I use chromium and it doesn't log me out. It should not be a problem to anyone unless you are using someone else's account. It is one of the more random things for other people.


----------



## Duality Jack (Apr 1, 2014)

Sarukai said:


> I use chromium and it doesn't log me out. It should not be a problem to anyone unless you are using someone else's account. It is one of the more random things for other people.


Chromium is a tad smarter than it's Windows native sibling.


----------



## CallMeCactus (Apr 1, 2014)

HA, I DON'T HAVE A FA!


----------



## Sar (Apr 1, 2014)

Mokushi said:


> Chromium is a tad smarter than it's Windows native sibling.
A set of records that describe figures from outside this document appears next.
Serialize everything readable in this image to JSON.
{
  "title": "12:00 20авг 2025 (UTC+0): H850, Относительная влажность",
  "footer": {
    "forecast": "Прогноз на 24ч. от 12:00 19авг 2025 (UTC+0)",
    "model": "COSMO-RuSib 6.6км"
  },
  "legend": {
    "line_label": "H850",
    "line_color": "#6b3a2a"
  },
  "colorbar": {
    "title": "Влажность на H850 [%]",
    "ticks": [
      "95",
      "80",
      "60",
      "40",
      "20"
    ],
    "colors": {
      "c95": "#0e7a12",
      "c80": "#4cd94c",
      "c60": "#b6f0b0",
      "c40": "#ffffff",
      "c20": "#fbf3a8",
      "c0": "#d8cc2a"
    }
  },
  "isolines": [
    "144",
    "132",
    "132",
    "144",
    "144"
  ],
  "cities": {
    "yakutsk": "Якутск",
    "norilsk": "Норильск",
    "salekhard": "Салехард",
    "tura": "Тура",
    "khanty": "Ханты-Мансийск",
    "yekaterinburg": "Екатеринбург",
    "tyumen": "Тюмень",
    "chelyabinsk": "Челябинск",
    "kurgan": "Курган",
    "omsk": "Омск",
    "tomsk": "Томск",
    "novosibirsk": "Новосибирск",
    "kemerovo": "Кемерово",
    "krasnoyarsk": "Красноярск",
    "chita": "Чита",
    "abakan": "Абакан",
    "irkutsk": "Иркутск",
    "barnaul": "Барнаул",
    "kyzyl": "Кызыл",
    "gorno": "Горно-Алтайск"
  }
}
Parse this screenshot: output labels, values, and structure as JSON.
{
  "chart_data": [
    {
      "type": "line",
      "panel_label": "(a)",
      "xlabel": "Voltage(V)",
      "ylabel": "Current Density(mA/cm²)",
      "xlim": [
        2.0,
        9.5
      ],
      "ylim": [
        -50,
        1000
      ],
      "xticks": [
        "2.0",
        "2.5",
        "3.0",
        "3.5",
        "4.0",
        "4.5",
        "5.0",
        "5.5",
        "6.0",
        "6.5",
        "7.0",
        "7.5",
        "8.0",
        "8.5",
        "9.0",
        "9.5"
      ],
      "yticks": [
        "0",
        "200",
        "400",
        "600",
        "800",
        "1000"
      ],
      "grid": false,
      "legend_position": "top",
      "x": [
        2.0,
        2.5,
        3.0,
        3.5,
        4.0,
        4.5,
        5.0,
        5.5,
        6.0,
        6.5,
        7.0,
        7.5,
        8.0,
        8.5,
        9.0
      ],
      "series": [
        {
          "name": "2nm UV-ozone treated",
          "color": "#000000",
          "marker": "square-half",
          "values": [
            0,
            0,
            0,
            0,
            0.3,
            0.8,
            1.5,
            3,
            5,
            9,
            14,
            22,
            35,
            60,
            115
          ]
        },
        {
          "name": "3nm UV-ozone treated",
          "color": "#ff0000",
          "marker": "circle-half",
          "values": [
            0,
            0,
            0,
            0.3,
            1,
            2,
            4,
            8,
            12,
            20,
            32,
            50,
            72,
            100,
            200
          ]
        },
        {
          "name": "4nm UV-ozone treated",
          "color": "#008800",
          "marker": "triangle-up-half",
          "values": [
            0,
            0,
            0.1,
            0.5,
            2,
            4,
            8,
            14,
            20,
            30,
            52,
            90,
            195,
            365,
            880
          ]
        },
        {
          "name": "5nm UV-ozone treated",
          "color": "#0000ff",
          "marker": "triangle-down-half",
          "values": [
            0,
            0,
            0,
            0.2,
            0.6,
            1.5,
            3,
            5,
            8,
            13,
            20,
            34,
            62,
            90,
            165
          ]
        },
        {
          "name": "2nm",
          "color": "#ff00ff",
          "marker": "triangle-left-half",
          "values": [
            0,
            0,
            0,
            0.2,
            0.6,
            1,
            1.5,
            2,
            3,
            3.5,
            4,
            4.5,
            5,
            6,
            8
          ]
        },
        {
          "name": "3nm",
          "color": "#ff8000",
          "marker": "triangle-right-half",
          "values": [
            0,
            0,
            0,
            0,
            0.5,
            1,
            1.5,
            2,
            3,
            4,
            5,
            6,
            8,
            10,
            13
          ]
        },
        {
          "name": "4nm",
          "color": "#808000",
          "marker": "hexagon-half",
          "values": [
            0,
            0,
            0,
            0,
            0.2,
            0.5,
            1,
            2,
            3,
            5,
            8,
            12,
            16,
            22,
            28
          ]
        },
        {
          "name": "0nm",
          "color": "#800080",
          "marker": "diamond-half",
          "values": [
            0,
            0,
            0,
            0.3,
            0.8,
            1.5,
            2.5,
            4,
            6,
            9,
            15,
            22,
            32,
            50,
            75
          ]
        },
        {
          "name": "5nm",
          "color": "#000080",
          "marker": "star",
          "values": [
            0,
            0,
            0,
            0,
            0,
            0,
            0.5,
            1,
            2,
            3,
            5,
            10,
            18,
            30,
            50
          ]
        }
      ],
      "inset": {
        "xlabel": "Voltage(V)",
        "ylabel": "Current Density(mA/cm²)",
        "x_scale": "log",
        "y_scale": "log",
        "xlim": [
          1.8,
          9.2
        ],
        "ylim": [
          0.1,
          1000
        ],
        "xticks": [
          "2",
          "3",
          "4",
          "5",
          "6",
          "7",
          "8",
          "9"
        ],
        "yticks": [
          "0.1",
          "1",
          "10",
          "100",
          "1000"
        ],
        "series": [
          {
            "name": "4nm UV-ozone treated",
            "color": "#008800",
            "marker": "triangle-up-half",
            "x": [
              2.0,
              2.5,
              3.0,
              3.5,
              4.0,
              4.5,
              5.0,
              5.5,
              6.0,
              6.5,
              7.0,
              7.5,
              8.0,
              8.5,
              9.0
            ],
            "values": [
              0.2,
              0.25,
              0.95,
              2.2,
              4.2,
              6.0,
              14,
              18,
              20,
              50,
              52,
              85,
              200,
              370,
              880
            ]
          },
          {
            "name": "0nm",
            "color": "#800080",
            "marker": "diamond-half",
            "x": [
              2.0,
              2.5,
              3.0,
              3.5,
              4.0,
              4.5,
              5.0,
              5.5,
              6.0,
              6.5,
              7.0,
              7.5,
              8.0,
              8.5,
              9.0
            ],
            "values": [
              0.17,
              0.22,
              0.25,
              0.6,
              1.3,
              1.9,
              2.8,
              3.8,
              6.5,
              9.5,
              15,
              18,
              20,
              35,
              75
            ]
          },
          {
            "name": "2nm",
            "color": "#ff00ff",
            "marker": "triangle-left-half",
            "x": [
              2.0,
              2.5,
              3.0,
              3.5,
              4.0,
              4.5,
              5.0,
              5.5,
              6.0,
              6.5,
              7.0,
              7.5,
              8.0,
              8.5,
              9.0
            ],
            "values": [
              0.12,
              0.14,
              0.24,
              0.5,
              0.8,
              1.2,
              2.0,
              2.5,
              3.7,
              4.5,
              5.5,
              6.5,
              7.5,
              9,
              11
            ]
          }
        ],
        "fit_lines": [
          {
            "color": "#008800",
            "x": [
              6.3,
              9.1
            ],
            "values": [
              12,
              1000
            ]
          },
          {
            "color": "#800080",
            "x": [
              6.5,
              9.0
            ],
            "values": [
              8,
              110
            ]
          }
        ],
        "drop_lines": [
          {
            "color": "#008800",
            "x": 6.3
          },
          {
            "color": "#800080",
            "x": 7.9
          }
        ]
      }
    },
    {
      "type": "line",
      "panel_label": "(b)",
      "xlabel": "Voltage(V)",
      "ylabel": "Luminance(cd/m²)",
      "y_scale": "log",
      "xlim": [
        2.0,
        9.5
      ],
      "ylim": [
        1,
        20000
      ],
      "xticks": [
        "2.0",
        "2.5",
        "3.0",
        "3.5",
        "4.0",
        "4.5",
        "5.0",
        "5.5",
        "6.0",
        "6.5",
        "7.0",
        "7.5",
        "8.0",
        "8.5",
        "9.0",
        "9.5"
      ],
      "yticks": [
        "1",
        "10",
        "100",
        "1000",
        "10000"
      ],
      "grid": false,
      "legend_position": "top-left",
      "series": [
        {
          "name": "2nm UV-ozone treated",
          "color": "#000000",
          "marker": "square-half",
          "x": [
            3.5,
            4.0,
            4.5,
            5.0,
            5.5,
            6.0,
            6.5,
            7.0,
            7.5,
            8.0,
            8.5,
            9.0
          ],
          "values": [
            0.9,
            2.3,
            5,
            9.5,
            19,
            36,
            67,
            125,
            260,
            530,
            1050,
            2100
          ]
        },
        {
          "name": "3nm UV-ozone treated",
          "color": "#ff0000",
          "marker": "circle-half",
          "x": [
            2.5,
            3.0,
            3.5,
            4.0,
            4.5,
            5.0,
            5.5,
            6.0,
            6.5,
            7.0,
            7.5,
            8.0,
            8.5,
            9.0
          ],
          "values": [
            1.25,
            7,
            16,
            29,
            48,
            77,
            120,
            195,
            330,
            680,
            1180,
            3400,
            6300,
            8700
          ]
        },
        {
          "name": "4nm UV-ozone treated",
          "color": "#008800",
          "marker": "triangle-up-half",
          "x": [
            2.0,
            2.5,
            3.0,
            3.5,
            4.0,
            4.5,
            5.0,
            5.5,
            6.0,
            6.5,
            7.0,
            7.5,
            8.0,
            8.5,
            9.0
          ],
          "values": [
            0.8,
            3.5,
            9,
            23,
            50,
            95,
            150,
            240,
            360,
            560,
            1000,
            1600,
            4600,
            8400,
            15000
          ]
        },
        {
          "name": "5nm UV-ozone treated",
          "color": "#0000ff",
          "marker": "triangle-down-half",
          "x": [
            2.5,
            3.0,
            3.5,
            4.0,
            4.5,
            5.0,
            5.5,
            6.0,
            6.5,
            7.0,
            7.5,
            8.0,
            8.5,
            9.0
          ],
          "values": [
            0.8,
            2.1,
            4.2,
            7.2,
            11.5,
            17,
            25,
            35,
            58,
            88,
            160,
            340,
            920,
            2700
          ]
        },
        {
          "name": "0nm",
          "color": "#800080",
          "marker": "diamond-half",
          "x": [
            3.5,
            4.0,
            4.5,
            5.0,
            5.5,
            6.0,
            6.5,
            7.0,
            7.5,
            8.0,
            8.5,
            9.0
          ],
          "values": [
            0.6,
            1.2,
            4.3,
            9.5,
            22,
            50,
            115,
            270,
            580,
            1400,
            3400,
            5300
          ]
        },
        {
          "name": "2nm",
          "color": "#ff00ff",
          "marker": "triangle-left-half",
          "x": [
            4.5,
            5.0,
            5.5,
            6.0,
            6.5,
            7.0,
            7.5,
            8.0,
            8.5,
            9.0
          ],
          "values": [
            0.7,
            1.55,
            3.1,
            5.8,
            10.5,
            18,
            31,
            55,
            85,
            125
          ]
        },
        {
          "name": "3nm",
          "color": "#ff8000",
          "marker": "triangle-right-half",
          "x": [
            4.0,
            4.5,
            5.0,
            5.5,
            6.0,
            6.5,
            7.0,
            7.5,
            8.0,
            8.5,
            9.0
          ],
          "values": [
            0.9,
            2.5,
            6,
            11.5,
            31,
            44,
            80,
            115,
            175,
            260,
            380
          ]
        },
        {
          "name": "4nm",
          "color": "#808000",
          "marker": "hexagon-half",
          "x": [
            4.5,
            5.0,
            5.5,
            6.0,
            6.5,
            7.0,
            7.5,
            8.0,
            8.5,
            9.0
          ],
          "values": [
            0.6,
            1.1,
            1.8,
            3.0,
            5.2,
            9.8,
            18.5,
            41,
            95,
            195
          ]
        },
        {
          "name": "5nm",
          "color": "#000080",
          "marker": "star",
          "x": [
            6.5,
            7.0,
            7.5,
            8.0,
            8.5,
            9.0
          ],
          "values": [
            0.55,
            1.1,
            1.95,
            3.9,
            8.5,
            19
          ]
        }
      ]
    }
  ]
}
Chromium Browser is better for things since Google somehow fucked up chrome for me.


----------



## Volkodav (Jun 29, 2014)

This still happens. |:
It's been months and it hasn't been fixed.


----------



## Socks the Fox (Jun 29, 2014)

Apparently it's been years, actually. Don't hold your breath on it. I'd say Phoenix would probably have the same bug, but that would imply Phoenix ever getting finished.


----------



## PheagleAdler (Jun 30, 2014)

Socks the Fox said:


> Apparently it's been years, actually. Don't hold your breath on it. I'd say Phoenix would probably have the same bug, but that would imply Phoenix ever getting finished.



if they're building it from the ground up, I think that'd be hard to determine, especially at this point.


----------